I also feel that Robert Mathis, a partner with our company, and the principal project manager for the Defense Language Institute, Foreign Area Officer programs has an extremely effective management style that creates situations for people to work meticulously and methodically, while successfully meeting deadlines. Mr. Mathis has worked at the highest levels of government and national security, and has a unique power to motivate his staff to work vigorously using a minimalist approach. Bob has showed me that an ability to delegate is key to making all projects successful. He has taught everyone on his teams the value of having and maintaining a project-plan and production schedule, creating a realist milestone timetable, and if possible, adhering to these.

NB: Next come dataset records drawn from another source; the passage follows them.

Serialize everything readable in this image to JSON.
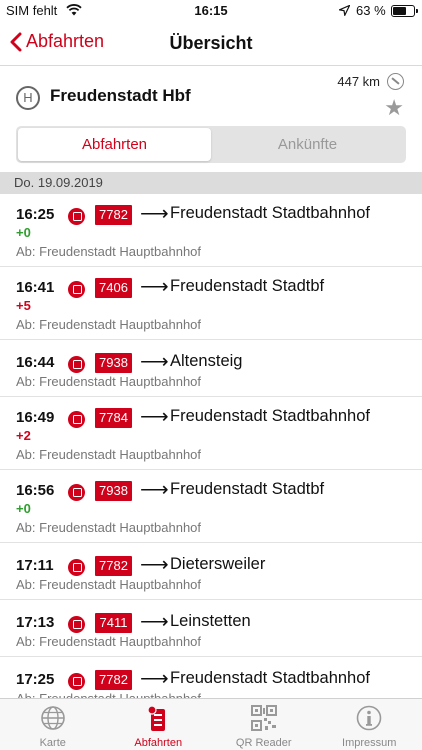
{
  "status_bar": {
    "carrier": "SIM fehlt",
    "time": "16:15",
    "battery_pct": "63 %",
    "battery_level": 0.63
  },
  "nav": {
    "back_label": "Abfahrten",
    "title": "Übersicht"
  },
  "station": {
    "icon": "H",
    "name": "Freudenstadt Hbf",
    "distance": "447 km"
  },
  "segments": {
    "departures": "Abfahrten",
    "arrivals": "Ankünfte",
    "active": "departures"
  },
  "date_header": "Do. 19.09.2019",
  "departures": [
    {
      "time": "16:25",
      "delay": "+0",
      "line": "7782",
      "destination": "Freudenstadt Stadtbahnhof",
      "from": "Ab: Freudenstadt Hauptbahnhof"
    },
    {
      "time": "16:41",
      "delay": "+5",
      "line": "7406",
      "destination": "Freudenstadt Stadtbf",
      "from": "Ab: Freudenstadt Hauptbahnhof"
    },
    {
      "time": "16:44",
      "delay": "",
      "line": "7938",
      "destination": "Altensteig",
      "from": "Ab: Freudenstadt Hauptbahnhof"
    },
    {
      "time": "16:49",
      "delay": "+2",
      "line": "7784",
      "destination": "Freudenstadt Stadtbahnhof",
      "from": "Ab: Freudenstadt Hauptbahnhof"
    },
    {
      "time": "16:56",
      "delay": "+0",
      "line": "7938",
      "destination": "Freudenstadt Stadtbf",
      "from": "Ab: Freudenstadt Hauptbahnhof"
    },
    {
      "time": "17:11",
      "delay": "",
      "line": "7782",
      "destination": "Dietersweiler",
      "from": "Ab: Freudenstadt Hauptbahnhof"
    },
    {
      "time": "17:13",
      "delay": "",
      "line": "7411",
      "destination": "Leinstetten",
      "from": "Ab: Freudenstadt Hauptbahnhof"
    },
    {
      "time": "17:25",
      "delay": "",
      "line": "7782",
      "destination": "Freudenstadt Stadtbahnhof",
      "from": "Ab: Freudenstadt Hauptbahnhof"
    }
  ],
  "tabs": [
    {
      "label": "Karte",
      "icon": "globe-icon"
    },
    {
      "label": "Abfahrten",
      "icon": "departures-icon"
    },
    {
      "label": "QR Reader",
      "icon": "qr-code-icon"
    },
    {
      "label": "Impressum",
      "icon": "info-icon"
    }
  ],
  "colors": {
    "accent": "#d0021b",
    "delay_on_time": "#2e9e2e",
    "delay_late": "#d0021b"
  }
}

At the same time, I have learned that a schedule should not be so tight that if a milestone is missed that recovery is not probable, one simply adjusts and moves forward. Bob is extremely secure with himself, and has demonstrated effective methods of communicating with the customer, realizing that at times it should not always be the leader who should interface with clients 100% of the time. That is the sign of a truly confident person. In our DLI projects, he further displays this support by trusting his employees, which de facto makes everyone more productive. Both Bob and I were in Eastern Europe at the same time before the Berlin Wall came down, but we did not know each other then.
11. What is your advice for someone interested in choosing a career in academia?
Wayne: The Oxymoronic Scenario: If you choose to dive into academia, the most essential concept to realize is that in order to become employed it is necessary to actually acquire a job at a college. Your first position is often the most difficult to land. Once you are in a college, especially in administration, you will be able to progress based on how well you do your job, but more importantly, the connections you make in the field will be a tremendous asset. Getting and holding that first job is often seen as a testing ground where you are able to prove yourself. Academia is much like the outside world—who you know is just as critical as what you know and what degrees you have earned. So, my advice is to land a position as soon as possible, prove yourself, do an exceptional job, and progress from there.